I truly hope that readers won’t mind my writing this message that attempts to convey some sense of tranquility. One of the most wonderful opportunities made available and nurtured by writing on the internet is that there arise moments of inspiration which can beget an artistic container enclosing, and a liminal space that relates to, differing personal and public interests with a variety of perspectives. In my case, the art of blogging or writing on the internet evolved or transmuted into a focus upon creative blog composition. My earlier compositions were somewhat lengthy expressions of my understandings of and perspectives on contemporary psychoanalysis, clinical psychology, art, photography, diversity (including the rights of persons in the GLBTTQSA community and other ethnic/minority groups), politics, multimedia and music.

My current blog compositions tend to be short and condensed, but which at the same time embrace several layers of meaning. For example, this composition simply consists of a photograph, this descriptive and interpretive introductory text and a 60-second short-film.
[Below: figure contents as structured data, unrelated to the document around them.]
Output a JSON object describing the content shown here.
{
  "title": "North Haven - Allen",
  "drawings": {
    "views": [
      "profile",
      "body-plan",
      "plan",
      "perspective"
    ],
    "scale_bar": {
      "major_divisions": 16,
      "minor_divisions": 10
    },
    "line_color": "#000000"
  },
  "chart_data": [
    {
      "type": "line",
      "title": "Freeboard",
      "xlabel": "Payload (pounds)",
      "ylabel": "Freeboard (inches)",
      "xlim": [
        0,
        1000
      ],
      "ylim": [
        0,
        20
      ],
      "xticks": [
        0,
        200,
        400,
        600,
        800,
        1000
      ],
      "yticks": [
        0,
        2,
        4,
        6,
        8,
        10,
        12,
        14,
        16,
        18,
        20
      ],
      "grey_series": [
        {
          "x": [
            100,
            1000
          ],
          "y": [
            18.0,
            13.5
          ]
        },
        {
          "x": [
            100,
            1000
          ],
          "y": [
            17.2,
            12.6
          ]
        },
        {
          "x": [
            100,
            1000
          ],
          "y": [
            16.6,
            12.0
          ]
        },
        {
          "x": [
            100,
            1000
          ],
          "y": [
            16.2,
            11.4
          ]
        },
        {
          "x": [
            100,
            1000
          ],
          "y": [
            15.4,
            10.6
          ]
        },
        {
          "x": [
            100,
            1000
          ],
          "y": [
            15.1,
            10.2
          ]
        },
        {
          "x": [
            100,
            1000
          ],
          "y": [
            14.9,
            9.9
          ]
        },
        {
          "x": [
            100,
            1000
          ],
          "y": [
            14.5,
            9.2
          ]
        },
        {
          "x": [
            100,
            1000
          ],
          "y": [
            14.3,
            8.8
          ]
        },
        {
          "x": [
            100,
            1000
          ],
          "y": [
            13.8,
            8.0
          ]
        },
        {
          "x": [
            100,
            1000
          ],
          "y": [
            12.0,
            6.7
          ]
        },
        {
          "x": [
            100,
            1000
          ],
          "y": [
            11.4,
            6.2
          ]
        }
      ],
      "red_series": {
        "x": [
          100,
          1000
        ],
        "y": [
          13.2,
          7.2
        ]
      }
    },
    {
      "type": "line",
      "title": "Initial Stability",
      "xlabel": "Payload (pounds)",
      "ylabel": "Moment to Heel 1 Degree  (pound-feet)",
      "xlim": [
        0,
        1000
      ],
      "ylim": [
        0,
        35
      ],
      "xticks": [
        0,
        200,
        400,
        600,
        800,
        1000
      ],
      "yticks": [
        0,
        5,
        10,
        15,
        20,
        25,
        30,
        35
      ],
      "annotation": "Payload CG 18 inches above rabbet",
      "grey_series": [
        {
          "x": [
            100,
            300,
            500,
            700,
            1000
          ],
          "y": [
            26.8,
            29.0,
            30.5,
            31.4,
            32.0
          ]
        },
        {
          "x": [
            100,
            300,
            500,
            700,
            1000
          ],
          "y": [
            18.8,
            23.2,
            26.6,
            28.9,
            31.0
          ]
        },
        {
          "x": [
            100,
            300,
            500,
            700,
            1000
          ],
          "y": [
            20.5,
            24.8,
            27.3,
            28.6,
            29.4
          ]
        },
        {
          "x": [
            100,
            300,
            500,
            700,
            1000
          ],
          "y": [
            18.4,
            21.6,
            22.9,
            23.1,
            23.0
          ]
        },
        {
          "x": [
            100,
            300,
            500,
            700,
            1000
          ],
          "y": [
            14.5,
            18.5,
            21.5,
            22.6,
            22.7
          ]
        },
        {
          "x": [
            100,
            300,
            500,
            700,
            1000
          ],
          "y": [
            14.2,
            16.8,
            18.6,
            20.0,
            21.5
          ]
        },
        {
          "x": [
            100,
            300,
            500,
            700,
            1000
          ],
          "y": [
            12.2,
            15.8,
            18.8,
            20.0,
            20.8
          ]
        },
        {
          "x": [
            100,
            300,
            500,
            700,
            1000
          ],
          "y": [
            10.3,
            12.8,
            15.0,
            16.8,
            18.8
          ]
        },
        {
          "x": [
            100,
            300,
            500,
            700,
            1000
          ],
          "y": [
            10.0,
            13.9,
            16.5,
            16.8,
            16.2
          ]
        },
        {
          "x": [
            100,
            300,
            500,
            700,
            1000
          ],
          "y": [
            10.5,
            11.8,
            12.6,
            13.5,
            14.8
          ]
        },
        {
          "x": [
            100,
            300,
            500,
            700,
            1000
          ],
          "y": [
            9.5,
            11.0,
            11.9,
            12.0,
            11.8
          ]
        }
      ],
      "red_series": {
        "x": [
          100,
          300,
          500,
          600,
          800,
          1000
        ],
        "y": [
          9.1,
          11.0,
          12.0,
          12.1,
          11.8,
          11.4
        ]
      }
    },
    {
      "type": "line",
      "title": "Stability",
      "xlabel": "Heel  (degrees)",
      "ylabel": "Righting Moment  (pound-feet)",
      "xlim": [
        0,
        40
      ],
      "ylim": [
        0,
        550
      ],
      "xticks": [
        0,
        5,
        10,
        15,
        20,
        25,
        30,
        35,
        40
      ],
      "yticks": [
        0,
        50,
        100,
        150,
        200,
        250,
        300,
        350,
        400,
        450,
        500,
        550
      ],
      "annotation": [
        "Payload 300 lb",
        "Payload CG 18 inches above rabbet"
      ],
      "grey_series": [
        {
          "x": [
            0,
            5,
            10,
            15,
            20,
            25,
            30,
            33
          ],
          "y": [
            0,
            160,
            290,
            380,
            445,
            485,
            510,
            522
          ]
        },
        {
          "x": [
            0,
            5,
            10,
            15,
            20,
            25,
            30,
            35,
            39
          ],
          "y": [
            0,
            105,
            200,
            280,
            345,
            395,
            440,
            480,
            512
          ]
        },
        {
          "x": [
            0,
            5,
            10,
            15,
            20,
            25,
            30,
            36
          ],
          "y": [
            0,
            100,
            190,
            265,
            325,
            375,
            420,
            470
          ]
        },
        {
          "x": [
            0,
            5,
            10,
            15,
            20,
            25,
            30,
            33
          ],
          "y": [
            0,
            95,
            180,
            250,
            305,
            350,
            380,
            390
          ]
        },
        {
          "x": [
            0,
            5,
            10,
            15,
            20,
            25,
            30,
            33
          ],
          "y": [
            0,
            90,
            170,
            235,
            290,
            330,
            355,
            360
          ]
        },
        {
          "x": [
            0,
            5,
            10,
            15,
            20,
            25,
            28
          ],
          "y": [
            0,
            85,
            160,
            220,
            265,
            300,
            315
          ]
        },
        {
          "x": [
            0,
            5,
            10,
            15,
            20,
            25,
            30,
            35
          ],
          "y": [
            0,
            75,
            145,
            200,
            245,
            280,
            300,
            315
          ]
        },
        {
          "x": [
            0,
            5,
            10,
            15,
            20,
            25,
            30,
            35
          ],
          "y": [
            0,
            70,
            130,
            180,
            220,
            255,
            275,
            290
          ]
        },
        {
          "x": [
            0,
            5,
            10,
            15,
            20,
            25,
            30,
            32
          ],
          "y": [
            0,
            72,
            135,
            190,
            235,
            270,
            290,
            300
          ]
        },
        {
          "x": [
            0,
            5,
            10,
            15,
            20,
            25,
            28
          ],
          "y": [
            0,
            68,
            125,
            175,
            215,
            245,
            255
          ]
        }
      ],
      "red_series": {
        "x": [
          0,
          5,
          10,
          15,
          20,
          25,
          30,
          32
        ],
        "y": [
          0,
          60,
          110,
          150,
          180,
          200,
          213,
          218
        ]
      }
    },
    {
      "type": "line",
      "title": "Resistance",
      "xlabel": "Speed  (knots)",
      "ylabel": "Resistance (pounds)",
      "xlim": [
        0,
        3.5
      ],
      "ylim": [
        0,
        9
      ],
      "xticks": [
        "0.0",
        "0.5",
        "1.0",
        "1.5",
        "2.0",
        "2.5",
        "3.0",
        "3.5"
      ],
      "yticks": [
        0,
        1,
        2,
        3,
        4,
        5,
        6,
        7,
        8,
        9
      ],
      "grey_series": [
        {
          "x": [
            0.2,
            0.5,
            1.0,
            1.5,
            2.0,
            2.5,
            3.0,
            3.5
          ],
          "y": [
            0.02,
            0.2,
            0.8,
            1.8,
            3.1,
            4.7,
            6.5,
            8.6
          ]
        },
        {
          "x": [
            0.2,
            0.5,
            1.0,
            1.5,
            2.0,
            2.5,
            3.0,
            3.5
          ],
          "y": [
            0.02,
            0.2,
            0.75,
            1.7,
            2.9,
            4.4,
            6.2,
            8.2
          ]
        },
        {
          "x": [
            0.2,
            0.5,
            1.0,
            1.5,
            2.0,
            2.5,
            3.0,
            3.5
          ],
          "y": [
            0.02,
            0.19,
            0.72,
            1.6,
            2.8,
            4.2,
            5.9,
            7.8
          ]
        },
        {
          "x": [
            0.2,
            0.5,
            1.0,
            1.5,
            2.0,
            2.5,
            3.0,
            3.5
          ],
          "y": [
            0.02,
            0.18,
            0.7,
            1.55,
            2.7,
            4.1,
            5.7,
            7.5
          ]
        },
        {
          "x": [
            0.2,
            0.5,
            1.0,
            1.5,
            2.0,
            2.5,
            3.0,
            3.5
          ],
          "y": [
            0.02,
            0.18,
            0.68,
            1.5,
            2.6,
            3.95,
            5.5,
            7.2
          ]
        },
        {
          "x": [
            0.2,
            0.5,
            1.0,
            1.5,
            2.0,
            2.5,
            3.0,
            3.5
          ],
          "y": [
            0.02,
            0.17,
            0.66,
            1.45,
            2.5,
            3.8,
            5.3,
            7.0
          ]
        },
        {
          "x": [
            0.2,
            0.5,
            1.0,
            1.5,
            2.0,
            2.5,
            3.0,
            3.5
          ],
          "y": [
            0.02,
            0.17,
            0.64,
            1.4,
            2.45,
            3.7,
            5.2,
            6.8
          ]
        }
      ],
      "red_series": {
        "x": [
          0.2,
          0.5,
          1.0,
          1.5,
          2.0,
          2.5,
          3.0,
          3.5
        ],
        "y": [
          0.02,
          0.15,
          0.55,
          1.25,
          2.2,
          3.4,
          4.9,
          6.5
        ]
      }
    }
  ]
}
A later post might consist of just a single thoughtfully chosen photograph. Regarding this particular composition, in the midst of our current climate of heatedly divisive national political discourse, worrisome economic stressors, environmental and energy concerns and ongoing involvements in international crises, I thought that it might be helpful to offer readers a small oasis, a few moments of thoughtful calm and, perhaps, serenity.

Empathy is a one-minute short film that was a Regional Winner in the 2008 British Academy Film Awards. It is a film of elegant simplicity, which demonstrates how people of different generations can briefly be united by even small gestures of empathic mutual recognition. Empathy reveals how even very young children are capable of showing their passions from an early age. In this short film, the brilliant young actor is able to convey a deeply touching sense of truly heartfelt empathic compassion from which many of today’s adults could well learn.